The dollar traded on a firm note above ¥102.10 on Thursday in Tokyo after passing that threshold in overseas trading overnight on the back of rosy U.S. economic data.
At 5 p.m., the dollar was at ¥102.17-18, up from ¥101.67-71 at the same time Wednesday. The euro stood at $1.3582-3582, up from $1.3576-3578, and at ¥138.74-78, up from ¥138.03-06. Later, the euro soared above ¥139 for the first time since June 5, 2009, supported by robust eurozone economic data.
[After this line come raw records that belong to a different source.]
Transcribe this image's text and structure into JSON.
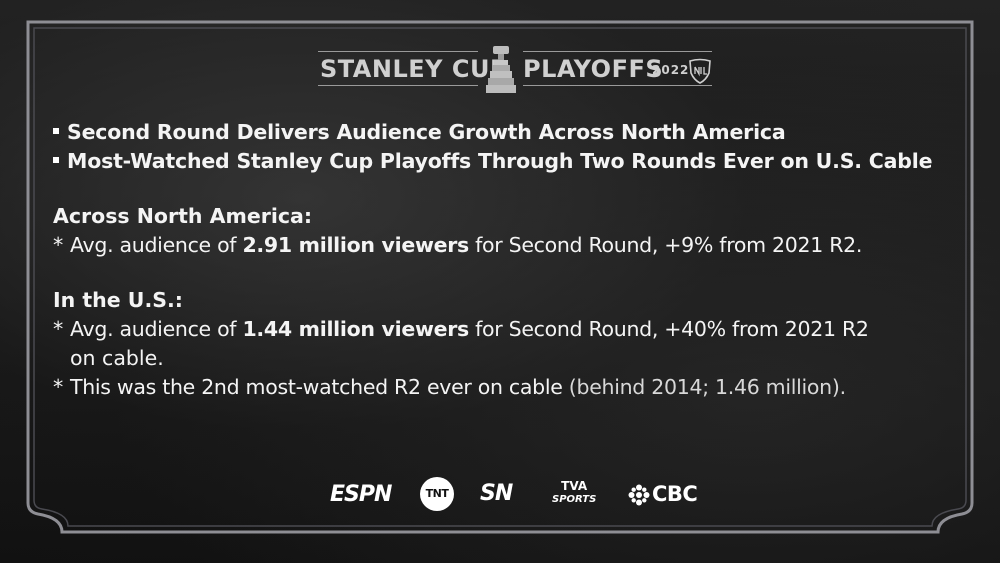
{
  "header": {
    "left_text": "STANLEY CUP",
    "right_text": "PLAYOFFS",
    "year": "2022",
    "icons": [
      "stanley-cup-trophy-icon",
      "nhl-shield-icon"
    ]
  },
  "bullets": [
    "Second Round Delivers Audience Growth Across North America",
    "Most-Watched Stanley Cup Playoffs Through Two Rounds Ever on U.S. Cable"
  ],
  "north_america": {
    "heading": "Across North America:",
    "line1": {
      "star": "*",
      "pre": "Avg. audience of ",
      "bold": "2.91 million viewers",
      "post": " for Second Round, +9% from 2021 R2."
    }
  },
  "us": {
    "heading": "In the U.S.:",
    "line1": {
      "star": "*",
      "pre": "Avg. audience of ",
      "bold": "1.44 million viewers",
      "post": " for Second Round, +40% from 2021 R2",
      "cont": "on cable."
    },
    "line2": {
      "star": "*",
      "main": "This was the 2nd most-watched R2 ever on cable",
      "light": " (behind 2014; 1.46 million)."
    }
  },
  "broadcasters": {
    "espn": "ESPN",
    "tnt": "TNT",
    "sn": "SN",
    "tva": "TVA",
    "tva_sub": "SPORTS",
    "cbc": "CBC"
  },
  "colors": {
    "background": "#1a1a1a",
    "frame": "#9a9aa0",
    "text": "#ffffff",
    "header_text": "#d0d0d0"
  }
}
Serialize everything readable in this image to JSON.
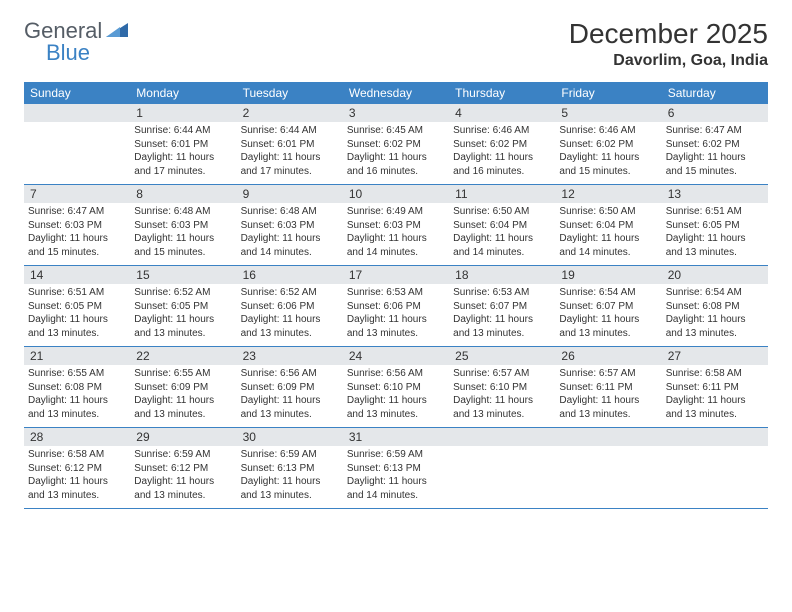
{
  "logo": {
    "text1": "General",
    "text2": "Blue",
    "icon_color": "#2f6aa8"
  },
  "title": "December 2025",
  "location": "Davorlim, Goa, India",
  "header_bg": "#3b82c4",
  "daynum_bg": "#e4e7ea",
  "cell_border": "#3b82c4",
  "weekdays": [
    "Sunday",
    "Monday",
    "Tuesday",
    "Wednesday",
    "Thursday",
    "Friday",
    "Saturday"
  ],
  "first_weekday_index": 1,
  "days": [
    {
      "n": 1,
      "sunrise": "6:44 AM",
      "sunset": "6:01 PM",
      "daylight": "11 hours and 17 minutes."
    },
    {
      "n": 2,
      "sunrise": "6:44 AM",
      "sunset": "6:01 PM",
      "daylight": "11 hours and 17 minutes."
    },
    {
      "n": 3,
      "sunrise": "6:45 AM",
      "sunset": "6:02 PM",
      "daylight": "11 hours and 16 minutes."
    },
    {
      "n": 4,
      "sunrise": "6:46 AM",
      "sunset": "6:02 PM",
      "daylight": "11 hours and 16 minutes."
    },
    {
      "n": 5,
      "sunrise": "6:46 AM",
      "sunset": "6:02 PM",
      "daylight": "11 hours and 15 minutes."
    },
    {
      "n": 6,
      "sunrise": "6:47 AM",
      "sunset": "6:02 PM",
      "daylight": "11 hours and 15 minutes."
    },
    {
      "n": 7,
      "sunrise": "6:47 AM",
      "sunset": "6:03 PM",
      "daylight": "11 hours and 15 minutes."
    },
    {
      "n": 8,
      "sunrise": "6:48 AM",
      "sunset": "6:03 PM",
      "daylight": "11 hours and 15 minutes."
    },
    {
      "n": 9,
      "sunrise": "6:48 AM",
      "sunset": "6:03 PM",
      "daylight": "11 hours and 14 minutes."
    },
    {
      "n": 10,
      "sunrise": "6:49 AM",
      "sunset": "6:03 PM",
      "daylight": "11 hours and 14 minutes."
    },
    {
      "n": 11,
      "sunrise": "6:50 AM",
      "sunset": "6:04 PM",
      "daylight": "11 hours and 14 minutes."
    },
    {
      "n": 12,
      "sunrise": "6:50 AM",
      "sunset": "6:04 PM",
      "daylight": "11 hours and 14 minutes."
    },
    {
      "n": 13,
      "sunrise": "6:51 AM",
      "sunset": "6:05 PM",
      "daylight": "11 hours and 13 minutes."
    },
    {
      "n": 14,
      "sunrise": "6:51 AM",
      "sunset": "6:05 PM",
      "daylight": "11 hours and 13 minutes."
    },
    {
      "n": 15,
      "sunrise": "6:52 AM",
      "sunset": "6:05 PM",
      "daylight": "11 hours and 13 minutes."
    },
    {
      "n": 16,
      "sunrise": "6:52 AM",
      "sunset": "6:06 PM",
      "daylight": "11 hours and 13 minutes."
    },
    {
      "n": 17,
      "sunrise": "6:53 AM",
      "sunset": "6:06 PM",
      "daylight": "11 hours and 13 minutes."
    },
    {
      "n": 18,
      "sunrise": "6:53 AM",
      "sunset": "6:07 PM",
      "daylight": "11 hours and 13 minutes."
    },
    {
      "n": 19,
      "sunrise": "6:54 AM",
      "sunset": "6:07 PM",
      "daylight": "11 hours and 13 minutes."
    },
    {
      "n": 20,
      "sunrise": "6:54 AM",
      "sunset": "6:08 PM",
      "daylight": "11 hours and 13 minutes."
    },
    {
      "n": 21,
      "sunrise": "6:55 AM",
      "sunset": "6:08 PM",
      "daylight": "11 hours and 13 minutes."
    },
    {
      "n": 22,
      "sunrise": "6:55 AM",
      "sunset": "6:09 PM",
      "daylight": "11 hours and 13 minutes."
    },
    {
      "n": 23,
      "sunrise": "6:56 AM",
      "sunset": "6:09 PM",
      "daylight": "11 hours and 13 minutes."
    },
    {
      "n": 24,
      "sunrise": "6:56 AM",
      "sunset": "6:10 PM",
      "daylight": "11 hours and 13 minutes."
    },
    {
      "n": 25,
      "sunrise": "6:57 AM",
      "sunset": "6:10 PM",
      "daylight": "11 hours and 13 minutes."
    },
    {
      "n": 26,
      "sunrise": "6:57 AM",
      "sunset": "6:11 PM",
      "daylight": "11 hours and 13 minutes."
    },
    {
      "n": 27,
      "sunrise": "6:58 AM",
      "sunset": "6:11 PM",
      "daylight": "11 hours and 13 minutes."
    },
    {
      "n": 28,
      "sunrise": "6:58 AM",
      "sunset": "6:12 PM",
      "daylight": "11 hours and 13 minutes."
    },
    {
      "n": 29,
      "sunrise": "6:59 AM",
      "sunset": "6:12 PM",
      "daylight": "11 hours and 13 minutes."
    },
    {
      "n": 30,
      "sunrise": "6:59 AM",
      "sunset": "6:13 PM",
      "daylight": "11 hours and 13 minutes."
    },
    {
      "n": 31,
      "sunrise": "6:59 AM",
      "sunset": "6:13 PM",
      "daylight": "11 hours and 14 minutes."
    }
  ],
  "labels": {
    "sunrise": "Sunrise:",
    "sunset": "Sunset:",
    "daylight": "Daylight:"
  }
}
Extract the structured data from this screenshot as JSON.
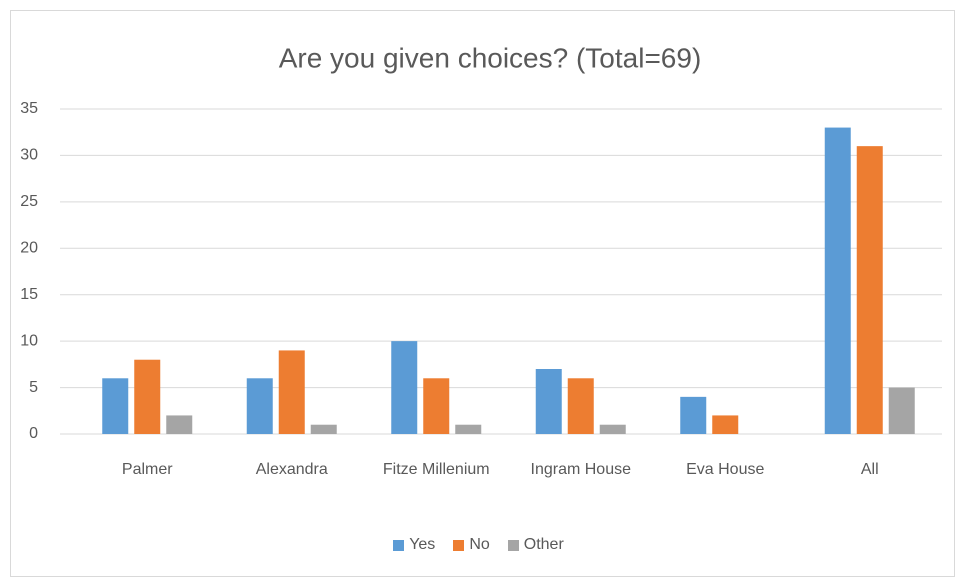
{
  "chart_data": {
    "type": "bar",
    "title": "Are you given choices? (Total=69)",
    "categories": [
      "Palmer",
      "Alexandra",
      "Fitze Millenium",
      "Ingram House",
      "Eva House",
      "All"
    ],
    "series": [
      {
        "name": "Yes",
        "color": "#5b9bd5",
        "values": [
          6,
          6,
          10,
          7,
          4,
          33
        ]
      },
      {
        "name": "No",
        "color": "#ed7d31",
        "values": [
          8,
          9,
          6,
          6,
          2,
          31
        ]
      },
      {
        "name": "Other",
        "color": "#a5a5a5",
        "values": [
          2,
          1,
          1,
          1,
          0,
          5
        ]
      }
    ],
    "ylim": [
      0,
      35
    ],
    "yticks": [
      0,
      5,
      10,
      15,
      20,
      25,
      30,
      35
    ],
    "grid": true,
    "legend": "bottom"
  }
}
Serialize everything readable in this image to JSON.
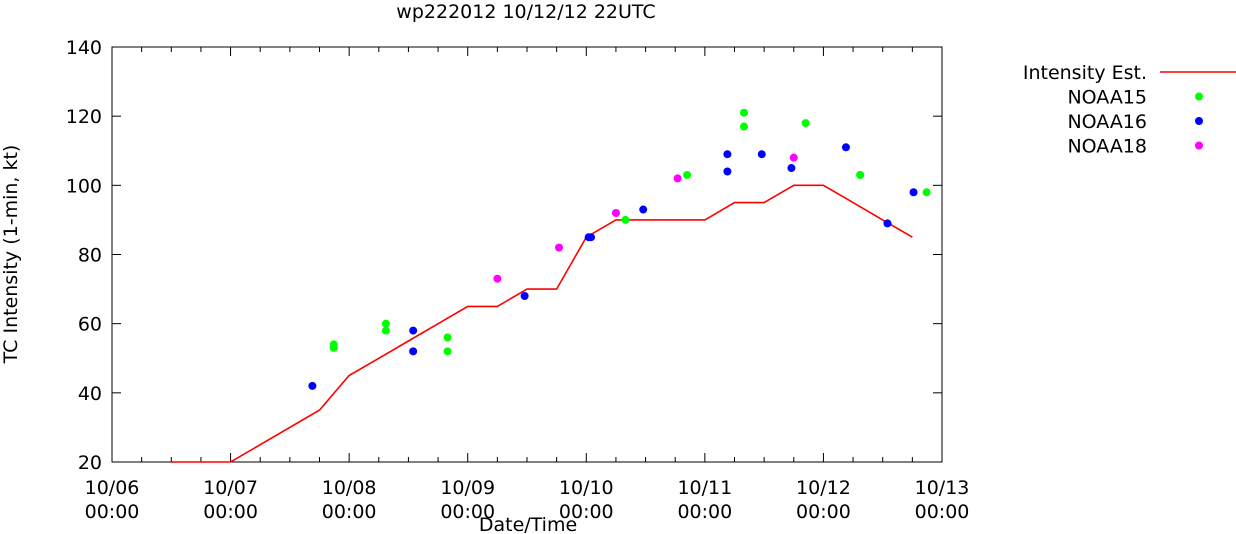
{
  "chart_data": {
    "type": "line",
    "title": "wp222012 10/12/12 22UTC",
    "xlabel": "Date/Time",
    "ylabel": "TC Intensity (1-min, kt)",
    "x_unit": "days since 10/06 00:00",
    "xlim": [
      0,
      7
    ],
    "ylim": [
      20,
      140
    ],
    "yticks": [
      20,
      40,
      60,
      80,
      100,
      120,
      140
    ],
    "xticks": [
      {
        "x": 0,
        "line1": "10/06",
        "line2": "00:00"
      },
      {
        "x": 1,
        "line1": "10/07",
        "line2": "00:00"
      },
      {
        "x": 2,
        "line1": "10/08",
        "line2": "00:00"
      },
      {
        "x": 3,
        "line1": "10/09",
        "line2": "00:00"
      },
      {
        "x": 4,
        "line1": "10/10",
        "line2": "00:00"
      },
      {
        "x": 5,
        "line1": "10/11",
        "line2": "00:00"
      },
      {
        "x": 6,
        "line1": "10/12",
        "line2": "00:00"
      },
      {
        "x": 7,
        "line1": "10/13",
        "line2": "00:00"
      }
    ],
    "grid": false,
    "legend_position": "right-outside-top",
    "series": [
      {
        "name": "Intensity Est.",
        "kind": "line",
        "color": "#ff0000",
        "x": [
          0.5,
          1.0,
          1.75,
          2.0,
          2.25,
          2.5,
          2.75,
          3.0,
          3.25,
          3.5,
          3.75,
          4.0,
          4.25,
          4.5,
          4.75,
          5.0,
          5.25,
          5.5,
          5.75,
          6.0,
          6.25,
          6.5,
          6.75
        ],
        "y": [
          20,
          20,
          35,
          45,
          50,
          55,
          60,
          65,
          65,
          70,
          70,
          85,
          90,
          90,
          90,
          90,
          95,
          95,
          100,
          100,
          95,
          90,
          85
        ]
      },
      {
        "name": "NOAA15",
        "kind": "points",
        "color": "#00ff00",
        "x": [
          1.87,
          1.87,
          2.31,
          2.31,
          2.83,
          2.83,
          4.33,
          4.85,
          5.33,
          5.33,
          5.85,
          6.31,
          6.31,
          6.87
        ],
        "y": [
          54,
          53,
          60,
          58,
          56,
          52,
          90,
          103,
          121,
          117,
          118,
          103,
          103,
          98
        ]
      },
      {
        "name": "NOAA16",
        "kind": "points",
        "color": "#0000ff",
        "x": [
          1.69,
          2.54,
          2.54,
          3.48,
          4.02,
          4.04,
          4.48,
          5.19,
          5.19,
          5.48,
          5.73,
          6.19,
          6.54,
          6.76
        ],
        "y": [
          42,
          58,
          52,
          68,
          85,
          85,
          93,
          109,
          104,
          109,
          105,
          111,
          89,
          98
        ]
      },
      {
        "name": "NOAA18",
        "kind": "points",
        "color": "#ff00ff",
        "x": [
          3.25,
          3.77,
          4.25,
          4.77,
          5.75
        ],
        "y": [
          73,
          82,
          92,
          102,
          108
        ]
      }
    ]
  }
}
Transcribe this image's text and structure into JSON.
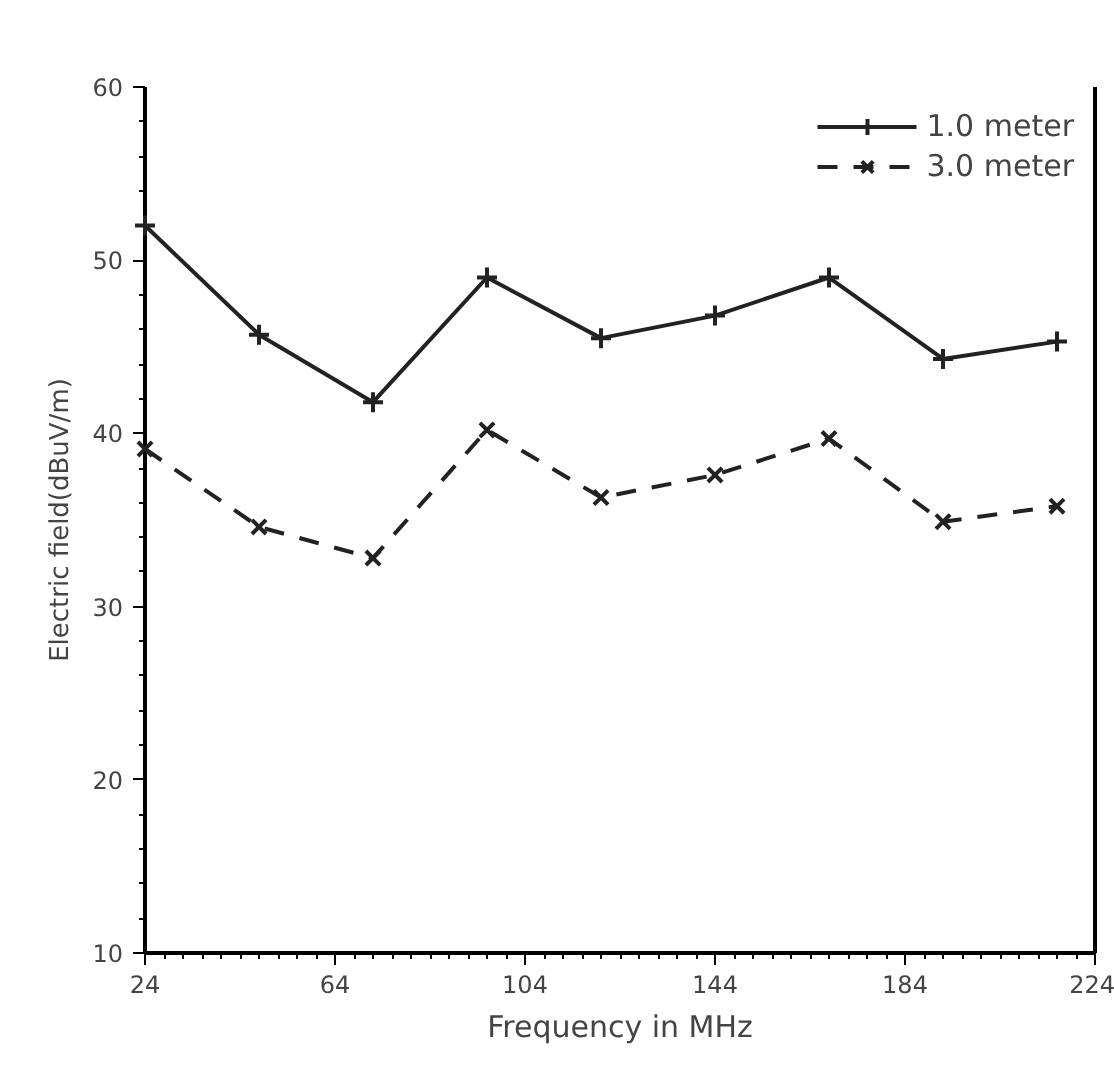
{
  "chart_data": {
    "type": "line",
    "xlabel": "Frequency in MHz",
    "ylabel": "Electric field(dBuV/m)",
    "x": [
      24,
      48,
      72,
      96,
      120,
      144,
      168,
      192,
      216
    ],
    "series": [
      {
        "name": "1.0 meter",
        "color": "#222222",
        "values": [
          52.0,
          45.7,
          41.8,
          49.0,
          45.5,
          46.8,
          49.0,
          44.3,
          45.3
        ],
        "marker": "cross",
        "line_style": "solid"
      },
      {
        "name": "3.0 meter",
        "color": "#222222",
        "values": [
          39.1,
          34.6,
          32.8,
          40.2,
          36.3,
          37.6,
          39.7,
          34.9,
          35.8
        ],
        "marker": "x",
        "line_style": "dashed"
      }
    ],
    "xlim": [
      24,
      224
    ],
    "ylim": [
      10,
      60
    ],
    "xticks": [
      24,
      64,
      104,
      144,
      184,
      224
    ],
    "yticks": [
      10,
      20,
      30,
      40,
      50,
      60
    ],
    "grid": false,
    "legend": "top right"
  }
}
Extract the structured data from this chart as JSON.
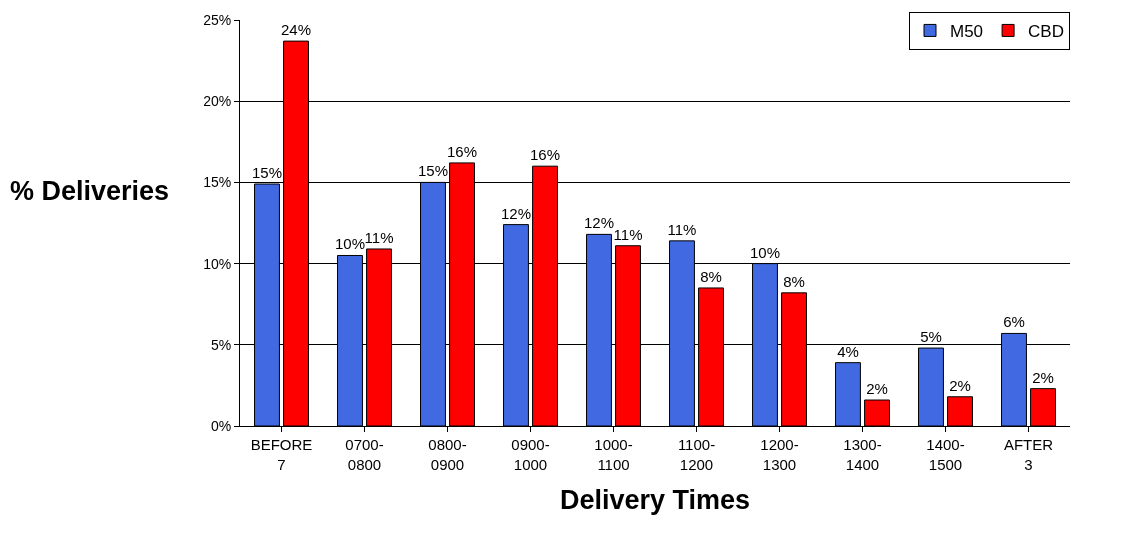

In overseas trading Wednesday, the dollar retook ¥102 for the first time since May 29 as U.S. data such as the Conference Board Leading Economic Index for October proved better than expected and bolstered optimism about the U.S. economy.
In Tokyo, the greenback briefly slipped below ¥102 in the morning on sales reflecting worries about its recent rapid rises and selling from Japanese exporters for month-end settlements.
But it regained steam later thanks to buybacks.
Still, the U.S. unit’s topside was limited somewhat, due to selling to lock in profits following its rise past ¥102, traders said.
The dollar failed to rise far above that line although the Nikkei average hit a six-year closing high Thursday, they noted.
A cautious mood is spreading amid thin trading as the U.S. market is closed on Thursday for Thanksgiving Day.
With a U.S. Commodity Futures Trading Commission report last week indicating a large accumulation of yen-short positions, “overseas players are now stepping up dollar selling to lock in profits during the U.S. market closure,” an official at a foreign securities firm said.